La Seudre vient baigner le populeux Meursac (on l’appelle paroisse), où l’illustre famille des Du Gua possède, au bord du fleuve, une somptueuse demeure, Châtelars, qui tire son nom, à l’élision d’une syllabe près, d’un château jadis incendié. De cette famille sont issus nombre d’abbés remarquables du monastère de Sablonceaux. On voit en ce lieu un mémorable bourg souterrain, qui fait saillie, par un édifice voûté, dans un monticule de terre bosselée (« motte » en français) ; en part un passage également souterrain qui aboutit, loin à l’écart dans de grands bois, à une sorte de pyramide, qui se fend par l’effet de l’âge mais d’un travail aussi ancien qu’admirable et dont je ne sais s’il existe un équivalent en Aquitaine ou même dans toute la Gaule. Par la faute du temps ou de l’insouciance, son constructeur est inconnu.
L’abbaye de Madion a été détruite, et ses moines massacrés, en 1568 (cf. le blog de Virollet). La Tenaille (Saint-Sigismond de Clermont) sera dévastée en 1582.

Longchamp : un Sébastien Guiton de Longchamp, fils d’Aimery et d’Isabeau Bouchard d’Aubeterre, père de Jean, paraît au ban de Saintonge en 1559 ; Longchamp se trouve dans la paroisse de Grézac, près de Cozes ; quant à ces Guiton, il s’agit de ceux de Maulévrier, non de la famille du maire de La Rochelle.
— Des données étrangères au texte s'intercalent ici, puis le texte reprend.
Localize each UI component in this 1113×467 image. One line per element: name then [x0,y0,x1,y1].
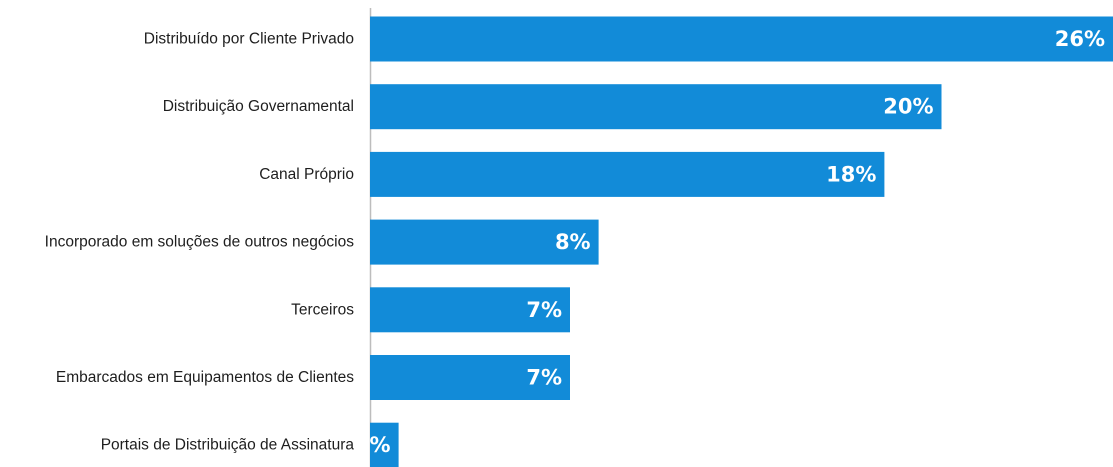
bar [370,422,399,467]
category-label: Incorporado em soluções de outros negóci… [45,234,355,251]
bar [370,84,942,130]
category-label: Terceiros [291,301,354,318]
category-label: Portais de Distribuição de Assinatura [101,437,355,454]
value-label: 18% [826,162,876,186]
value-label: 26% [1055,27,1105,51]
value-label: 7% [526,298,562,322]
bar [370,219,599,265]
category-label: Canal Próprio [259,166,354,183]
bar [370,287,570,333]
bar [370,355,570,400]
bar [370,16,1113,62]
value-label: 1% [355,433,391,457]
category-label: Distribuição Governamental [163,98,354,115]
category-label: Embarcados em Equipamentos de Clientes [56,369,354,386]
category-label: Distribuído por Cliente Privado [144,31,354,48]
value-label: 20% [883,95,933,119]
value-label: 8% [555,230,591,254]
value-label: 7% [526,366,562,390]
bar [370,151,885,197]
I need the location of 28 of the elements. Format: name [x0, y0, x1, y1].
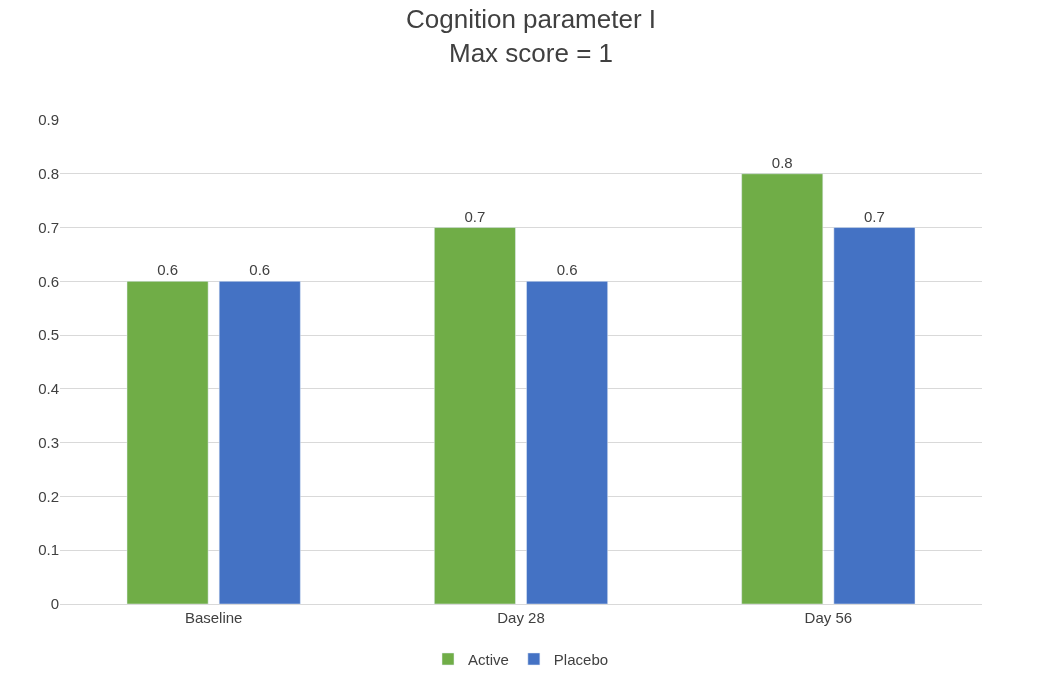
legend-label: Active — [468, 650, 509, 668]
y-tick-label: 0.4 — [38, 380, 59, 398]
data-label: 0.6 — [556, 261, 578, 279]
bar — [526, 281, 608, 604]
bar — [218, 281, 301, 604]
y-tick-label: 0.2 — [38, 487, 59, 505]
x-tick-label: Day 56 — [804, 609, 853, 626]
y-tick-label: 0.7 — [38, 218, 59, 236]
y-tick-label: 0.8 — [38, 165, 59, 183]
chart-title: Cognition parameter I Max score = 1 — [405, 3, 657, 68]
y-tick-label: 0.5 — [38, 326, 59, 344]
x-tick-label: Day 28 — [497, 609, 545, 626]
x-tick-label: Baseline — [184, 609, 243, 626]
y-tick-label: 0.3 — [38, 433, 59, 451]
data-label: 0.6 — [157, 261, 178, 279]
bar — [126, 281, 209, 604]
bar — [833, 227, 916, 604]
data-label: 0.7 — [464, 207, 486, 225]
data-label: 0.8 — [771, 153, 793, 171]
y-tick-label: 0 — [50, 595, 59, 613]
data-label: 0.6 — [249, 261, 271, 279]
y-tick-label: 0.6 — [38, 272, 59, 290]
bar — [434, 227, 516, 604]
y-tick-label: 0.9 — [38, 111, 59, 129]
data-label: 0.7 — [864, 207, 885, 225]
bar — [741, 173, 824, 604]
legend-label: Placebo — [553, 650, 609, 668]
y-tick-label: 0.1 — [38, 541, 59, 559]
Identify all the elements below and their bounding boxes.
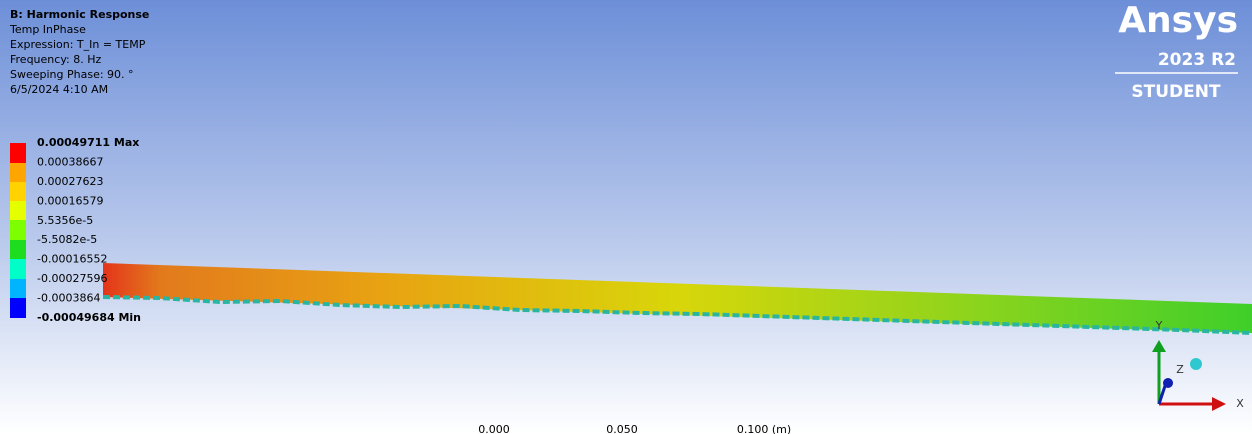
legend-label: -0.00016552 — [37, 253, 107, 266]
legend-swatch — [10, 259, 26, 279]
header-line: Sweeping Phase: 90. ° — [10, 68, 134, 81]
triad-iso — [1190, 358, 1202, 370]
header-line: Temp InPhase — [9, 23, 86, 36]
legend-label: -0.00027596 — [37, 272, 107, 285]
triad-z-head — [1163, 378, 1173, 388]
header-line: Frequency: 8. Hz — [10, 53, 101, 66]
logo-brand: Ansys — [1118, 0, 1238, 41]
header-line: 6/5/2024 4:10 AM — [10, 83, 108, 96]
triad-y-label: Y — [1155, 319, 1163, 332]
legend-swatch — [10, 240, 26, 259]
legend-label: 0.00027623 — [37, 175, 103, 188]
legend-swatch — [10, 279, 26, 298]
legend-swatch — [10, 298, 26, 318]
legend-label: -0.00049684 Min — [37, 311, 141, 324]
legend-label: 0.00038667 — [37, 155, 103, 168]
legend-swatch — [10, 182, 26, 201]
legend-label: -5.5082e-5 — [37, 233, 97, 246]
scale-label: 0.000 — [478, 423, 510, 434]
background — [0, 0, 1252, 434]
legend-swatch — [10, 143, 26, 163]
scale-label: 0.100 (m) — [737, 423, 791, 434]
legend-label: 0.00016579 — [37, 194, 103, 207]
logo-edition: STUDENT — [1131, 82, 1221, 102]
legend-label: 0.00049711 Max — [37, 136, 139, 149]
legend-swatch — [10, 220, 26, 240]
triad-x-label: X — [1236, 397, 1244, 410]
logo-version: 2023 R2 — [1158, 50, 1236, 70]
legend-label: 5.5356e-5 — [37, 214, 93, 227]
legend-label: -0.0003864 — [37, 292, 100, 305]
header-title: B: Harmonic Response — [10, 8, 149, 21]
triad-z-label: Z — [1176, 363, 1184, 376]
legend-colors — [10, 143, 26, 318]
header-line: Expression: T_In = TEMP — [10, 38, 146, 51]
scale-label: 0.050 — [606, 423, 638, 434]
legend-swatch — [10, 163, 26, 182]
legend-swatch — [10, 201, 26, 220]
viewport: B: Harmonic Response Temp InPhase Express… — [0, 0, 1252, 434]
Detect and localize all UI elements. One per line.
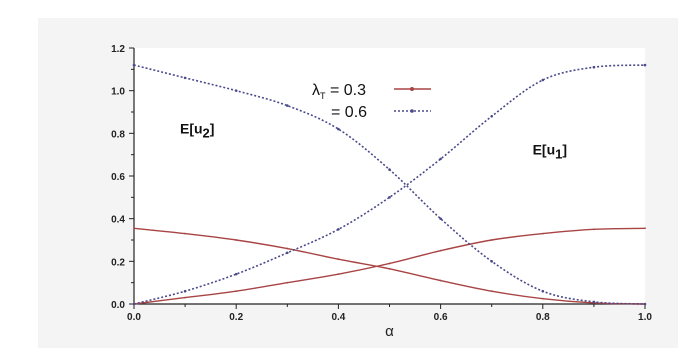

Une Blanche Guiton était dame de Belmont, près Royan, en 1645, mais probablement en tant qu’épouse ou veuve d’un Videgrain, cette famille y étant attestée en 1599 (« Pierre du Gua vend son château de Mons en 1599 à son voisin François de Videgrain seigneur de Belmont »).

Des Beaumont (deux frères ?) étaient sieurs de Rioux et du Peux, un autre d’Usseau ; Jules de Beaumont, sieur de Rioux, fut tué à la bataille de Jarnac (1569).

Les Blois, seigneurs de Roussillon (Saint-Germain du Seudre) : deux - un père et son fils - furent condamnés à mort en 1569.

Les Saint-Simon n’ont pas été identifiés. Les Dexmier de Saint-Simon semblent exclus : cette branche ne daterait que de 1590.

La traduction d’INCOLATUS est incertaine. Ce pourrait aussi être un substantif signifiant « séjour, résidence, établissement » (Niermeyer), terme du droit romain des étrangers repris par la tradition chrétienne dans son ambivalence : « exil » / « séjour (terrestre) ». Il faudrait alors rendre « curia » par « cure » (« sacram » n’étant qu’une sorte de clé thématique, comme dans un idéogramme ?).
In eodem confinio genus heroïcum Vivonaeorum spectabile, a quo ducit originem illustris eques ARTURUS A VIVONA PISANUS SANGOARIUS cui sunt tres filii Arnadus, Joannes, & Leo summae spei : faxit Deus ut in iis velut ex scintillis, reviviscat generis splendor & gloria. Iis vicini sunt BRAYMONTII BALANZACII sua & avorum virtute clari. In proximo autem agro saltuoso, atque arenoso Guilelmus Pius Aquitanie Dux dictum coenobium Sabloncelense a situ loci ita nuncupatum, a fundamentis excitavit, altissimis nemoribus, aviaque solitudine & moenibus cinctum, opimisque proventibus, ac reditibus ditavit, in eoque Canonicos Augustinenses instituit. Hic horti, & opaca nemora cincta, in quibus belluae & ferae sylvestres, ut cervi, & aliae ejus generis circumspiciuntur.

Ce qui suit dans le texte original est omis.